Bell boss summoned to Ottawa to explain job cuts

A Commons committee has summoned the boss of Bell Canada as a witness to come and explain on April 11 the company’s decision to cut thousands of jobs across the country.

Bell President and CEO Mirko Bibic was first invited to appear before the Standing Committee on Canadian Heritage on February 29 and then on March 19, but MPs say he was unable to attend. attend so far.

Last week, in a closed-door meeting, the Commons committee agreed to subpoena Mr. Bibic on April 11, this time to answer questions and explain the job cuts.

When a witness ignores an invitation to appear in Parliament, a Commons committee can compel him with a subpoena.

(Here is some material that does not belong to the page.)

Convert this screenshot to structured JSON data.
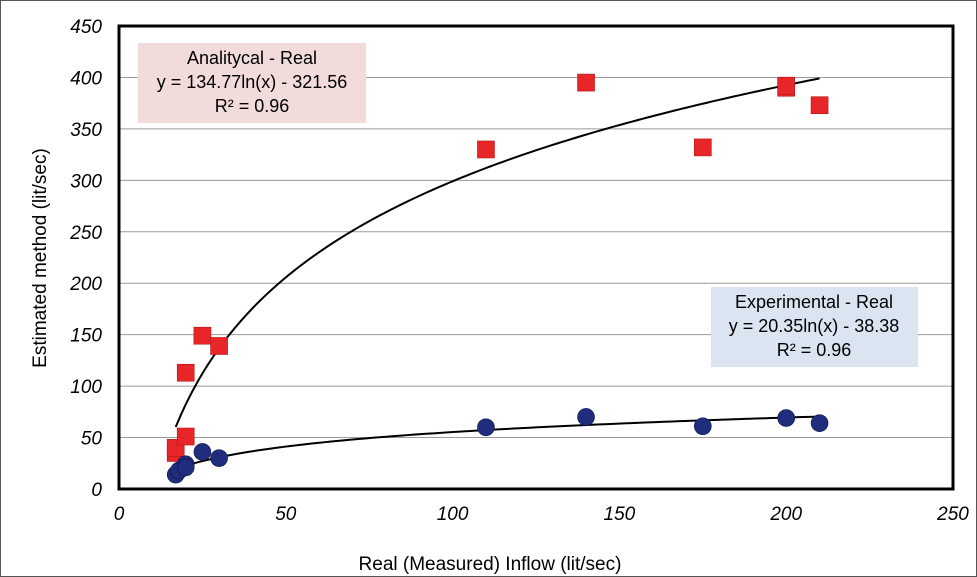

Bell Canada Enterprises (BCE), the parent company of Bell Media, “made its biggest layoff in 30 years and didn’t even bother to show up to explain to Canadians why,” said NDP MP Niki Ashton, who presented the motion to summon Mr. Bibic to the committee.

As this was a closed meeting, it is not clear which parties supported the subpoena.

A spokesperson for Mr. Bibic said he had already agreed to appear before the committee in March, before the meeting was postponed by the committee clerk. The clerk did not respond to a request to confirm this version of events.

Ms Ashton wrote to Mr Bibic on March 19 to raise concerns that his team had repeatedly asked to postpone the appearance.

“You indicated in your correspondence with the committee that you could not attend any of our meetings until the end of May,” wrote Congresswoman Ashton. Maybe you’d be less busy if one of the 4,800 employees you laid off still had their job. »

The committee “is not just a personal setback that can be postponed again,” Ms. Ashton said. Rather, she believes that Mr. Bibic “owes it to Canadians” to explain how Bell carried out its largest job cuts in decades.

The Unifor union, which represents thousands of workers at BCE and Bell Media, has already argued that the decision to postpone the appearance from February to March was requested by the company.

Mr. Bibic’s spokesperson said the CEO would appear before the committee in April and that he looked forward to speaking with MPs.

BCE announced in February that it was reducing its workforce by 4,800 positions, in particular by eliminating several newscasts and selling 45 of its 103 radio stations in the country, including seven in the Quebec region.

The company blamed the federal government and the Canadian Radio-television and Telecommunications Commission for the cuts. BCE says Ottawa took too long to help media companies in crisis.